Please use this identifier to cite or link to this item: http://hdl.handle.net/2122/11826
Authors: Boschi, Chiara* 
Dini, Andrea* 
Baneschi, Ilaria* 
Bedini, Federica* 
Perchiazzi, Natale* 
Cavallo, Andrea* 
Title: Brucite-driven CO 2 uptake in serpentinized dunites (Ligurian Ophiolites, Montecastelli, Tuscany)
Issue Date: Sep-2017
Series/Report no.: /288-289 (2017)
DOI: 10.1016/j.lithos.2017.07.005
URI: http://hdl.handle.net/2122/11826
Abstract: Understanding the mechanism of serpentinite weathering at low temperature – that involves carbonate formation – has become increasingly important because it represents an analog study for a cost-efficient carbon disposal strategy (i.e. carbon mineralization technology or mineral Carbon dioxide Capture and Storage, CCS). At Montecastelli (Tuscany, Italy), on-going spontaneous mineral CO2 sequestration is enhanced by brucite-rich serpentinized dunites. The dunites are embedded in brucite-free serpentinized harzburgites that belong to the ophiolitic Ligurian Units (Northern Apennine thrust-fold belt). Two main serpentinization events produced two distinct mineral assemblages in the reactive dunite bodies. The first assemblage consists of low-T pseudomorphic, mesh-textured serpentine, Fe-rich brucite (up to 20 mol.% Fe(OH)2) and minor magnetite. This was overprinted by a non-pseudomorphic, relatively high-T assemblage consisting of serpentine, Fe-poor brucite (ca. 4 mol% Fe(OH)2) and abundant magnetite.
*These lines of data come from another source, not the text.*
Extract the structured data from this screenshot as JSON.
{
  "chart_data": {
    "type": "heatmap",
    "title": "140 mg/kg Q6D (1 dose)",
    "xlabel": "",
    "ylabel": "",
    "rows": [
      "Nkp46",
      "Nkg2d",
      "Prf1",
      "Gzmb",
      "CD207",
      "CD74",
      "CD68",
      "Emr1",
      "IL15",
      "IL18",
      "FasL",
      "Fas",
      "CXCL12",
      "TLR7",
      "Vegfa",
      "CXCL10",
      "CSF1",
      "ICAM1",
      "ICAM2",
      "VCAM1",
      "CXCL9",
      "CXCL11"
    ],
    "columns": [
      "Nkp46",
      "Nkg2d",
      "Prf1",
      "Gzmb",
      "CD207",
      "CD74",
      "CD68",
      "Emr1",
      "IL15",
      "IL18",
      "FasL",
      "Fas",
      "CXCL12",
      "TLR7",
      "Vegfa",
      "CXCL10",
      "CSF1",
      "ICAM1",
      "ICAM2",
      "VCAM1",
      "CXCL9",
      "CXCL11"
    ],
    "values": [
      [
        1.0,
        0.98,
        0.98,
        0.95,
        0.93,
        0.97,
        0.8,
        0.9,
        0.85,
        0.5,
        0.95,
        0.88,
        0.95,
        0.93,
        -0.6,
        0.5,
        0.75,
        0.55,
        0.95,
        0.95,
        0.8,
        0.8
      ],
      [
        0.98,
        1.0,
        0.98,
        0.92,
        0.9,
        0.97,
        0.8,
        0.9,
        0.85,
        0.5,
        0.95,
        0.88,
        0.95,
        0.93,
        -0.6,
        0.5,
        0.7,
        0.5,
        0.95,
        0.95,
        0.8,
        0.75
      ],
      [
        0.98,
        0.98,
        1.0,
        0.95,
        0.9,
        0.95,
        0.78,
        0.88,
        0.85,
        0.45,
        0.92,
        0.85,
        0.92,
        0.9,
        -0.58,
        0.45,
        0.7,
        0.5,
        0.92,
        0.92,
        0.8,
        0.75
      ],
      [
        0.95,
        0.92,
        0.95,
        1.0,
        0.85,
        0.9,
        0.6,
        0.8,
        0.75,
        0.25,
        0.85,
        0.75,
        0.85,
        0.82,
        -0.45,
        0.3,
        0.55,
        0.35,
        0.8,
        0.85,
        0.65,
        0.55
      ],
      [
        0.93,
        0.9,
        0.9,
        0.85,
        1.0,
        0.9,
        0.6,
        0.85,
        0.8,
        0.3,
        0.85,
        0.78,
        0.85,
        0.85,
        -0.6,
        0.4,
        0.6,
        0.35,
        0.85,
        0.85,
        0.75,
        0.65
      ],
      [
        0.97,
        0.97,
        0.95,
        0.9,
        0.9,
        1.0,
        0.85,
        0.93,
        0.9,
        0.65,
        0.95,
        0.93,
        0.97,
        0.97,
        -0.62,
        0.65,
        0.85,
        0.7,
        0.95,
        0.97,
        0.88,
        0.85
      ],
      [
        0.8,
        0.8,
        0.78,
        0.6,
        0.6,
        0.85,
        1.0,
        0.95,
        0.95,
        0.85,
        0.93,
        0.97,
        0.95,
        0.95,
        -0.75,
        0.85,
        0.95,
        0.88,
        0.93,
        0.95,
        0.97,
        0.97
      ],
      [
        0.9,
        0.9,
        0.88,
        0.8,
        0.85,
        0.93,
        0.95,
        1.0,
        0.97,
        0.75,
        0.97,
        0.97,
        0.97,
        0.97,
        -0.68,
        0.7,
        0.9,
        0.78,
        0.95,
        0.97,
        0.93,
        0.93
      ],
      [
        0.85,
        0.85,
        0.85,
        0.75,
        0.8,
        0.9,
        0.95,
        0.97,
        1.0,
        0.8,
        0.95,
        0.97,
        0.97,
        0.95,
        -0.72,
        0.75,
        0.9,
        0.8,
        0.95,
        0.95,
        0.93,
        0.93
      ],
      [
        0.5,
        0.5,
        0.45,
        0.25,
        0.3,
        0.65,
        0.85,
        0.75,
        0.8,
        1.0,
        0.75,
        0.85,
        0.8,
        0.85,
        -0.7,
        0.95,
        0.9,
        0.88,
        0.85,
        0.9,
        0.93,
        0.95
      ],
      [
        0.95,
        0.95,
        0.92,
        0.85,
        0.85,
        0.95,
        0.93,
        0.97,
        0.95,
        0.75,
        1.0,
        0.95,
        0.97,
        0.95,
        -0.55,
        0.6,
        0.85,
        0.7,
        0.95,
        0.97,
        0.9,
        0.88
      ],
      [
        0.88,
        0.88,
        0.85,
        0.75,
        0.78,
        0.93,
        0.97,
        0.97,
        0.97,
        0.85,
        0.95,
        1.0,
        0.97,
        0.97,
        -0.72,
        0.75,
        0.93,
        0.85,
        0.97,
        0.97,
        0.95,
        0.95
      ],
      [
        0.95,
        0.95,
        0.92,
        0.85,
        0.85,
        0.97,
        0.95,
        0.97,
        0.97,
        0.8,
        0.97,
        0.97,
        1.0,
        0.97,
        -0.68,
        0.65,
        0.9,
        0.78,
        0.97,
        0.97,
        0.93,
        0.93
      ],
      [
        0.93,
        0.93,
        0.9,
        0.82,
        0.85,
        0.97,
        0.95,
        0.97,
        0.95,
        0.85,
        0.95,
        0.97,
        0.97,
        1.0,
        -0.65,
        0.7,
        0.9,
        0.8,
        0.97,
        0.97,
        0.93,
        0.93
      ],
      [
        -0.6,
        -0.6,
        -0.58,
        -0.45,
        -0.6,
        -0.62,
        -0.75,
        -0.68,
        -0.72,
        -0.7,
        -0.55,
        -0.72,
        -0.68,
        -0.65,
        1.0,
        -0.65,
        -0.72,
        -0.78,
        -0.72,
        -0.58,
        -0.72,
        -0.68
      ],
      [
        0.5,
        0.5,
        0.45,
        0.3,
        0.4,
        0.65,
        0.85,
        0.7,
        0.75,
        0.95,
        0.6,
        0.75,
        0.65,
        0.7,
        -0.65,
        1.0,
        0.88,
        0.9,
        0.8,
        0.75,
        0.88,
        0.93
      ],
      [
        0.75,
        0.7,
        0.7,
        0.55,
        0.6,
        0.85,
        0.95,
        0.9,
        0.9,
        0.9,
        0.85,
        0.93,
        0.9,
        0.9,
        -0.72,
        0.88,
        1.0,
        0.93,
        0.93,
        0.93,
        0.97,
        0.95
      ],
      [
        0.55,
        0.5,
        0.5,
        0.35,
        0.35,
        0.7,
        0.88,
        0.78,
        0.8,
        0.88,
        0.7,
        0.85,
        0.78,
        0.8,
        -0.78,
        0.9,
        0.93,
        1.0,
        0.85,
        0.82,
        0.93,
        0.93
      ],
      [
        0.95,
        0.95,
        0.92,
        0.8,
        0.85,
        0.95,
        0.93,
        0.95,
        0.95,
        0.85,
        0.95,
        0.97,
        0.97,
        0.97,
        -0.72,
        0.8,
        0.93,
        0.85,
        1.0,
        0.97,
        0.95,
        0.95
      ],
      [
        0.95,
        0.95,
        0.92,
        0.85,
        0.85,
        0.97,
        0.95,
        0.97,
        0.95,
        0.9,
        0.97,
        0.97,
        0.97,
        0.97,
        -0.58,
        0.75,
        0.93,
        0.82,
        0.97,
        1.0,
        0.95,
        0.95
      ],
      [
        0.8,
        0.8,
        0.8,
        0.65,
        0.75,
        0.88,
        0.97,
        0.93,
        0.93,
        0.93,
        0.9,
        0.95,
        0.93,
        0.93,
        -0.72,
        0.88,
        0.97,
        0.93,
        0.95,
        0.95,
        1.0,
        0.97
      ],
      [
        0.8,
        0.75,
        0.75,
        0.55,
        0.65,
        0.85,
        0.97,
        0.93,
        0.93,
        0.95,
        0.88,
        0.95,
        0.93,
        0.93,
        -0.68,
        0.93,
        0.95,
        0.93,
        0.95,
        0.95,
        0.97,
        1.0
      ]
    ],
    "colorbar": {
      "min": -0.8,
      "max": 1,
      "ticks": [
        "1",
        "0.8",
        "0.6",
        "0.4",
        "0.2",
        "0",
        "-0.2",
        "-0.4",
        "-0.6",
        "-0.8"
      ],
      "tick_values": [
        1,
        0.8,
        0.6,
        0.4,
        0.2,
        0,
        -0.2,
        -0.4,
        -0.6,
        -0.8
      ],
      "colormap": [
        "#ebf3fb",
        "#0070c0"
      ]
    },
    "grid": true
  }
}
The harzburgite host rock developed a brucite-free paragenesis made of serpentine and magnetite. Present-day interaction of serpentinized dunites with slightly acidic and oxidizing meteoric water, enhances brucite dissolution and leads to precipitation of both Mg-Fe layered double hydroxides (coalingite-pyroaurite, LDHs) and hydrous Mg carbonates (hydromagnesite and nesquehonite). In contrast, the brucite-free serpentinized harzburgites are not affected by the carbonation process. In the serpentinized dunites, different carbonate minerals form depending on brucite composition (Fe-rich vs Fe-poor). Reactions in serpentinized dunites containing Fe-rich brucite produce a carbonate assemblage dominated by LDHs and minor amount of hydromagnesite. Serpentinites with a Fe-poor brucite assemblage contain large amounts of hydromagnesite and minor LDHs. Efficiency of CO2 mineral sequestration is different in the two cases owing to the distinct carbon content of LDHs (ca. 1.5 wt.%) and hydromagnesite (ca. 10 wt.%). Here, for the first time, we link the mineral composition of serpentinized ultramafic rocks to carbonate formation, concluding that Fe-poor brucite maximizes the mineral CCS efficiency.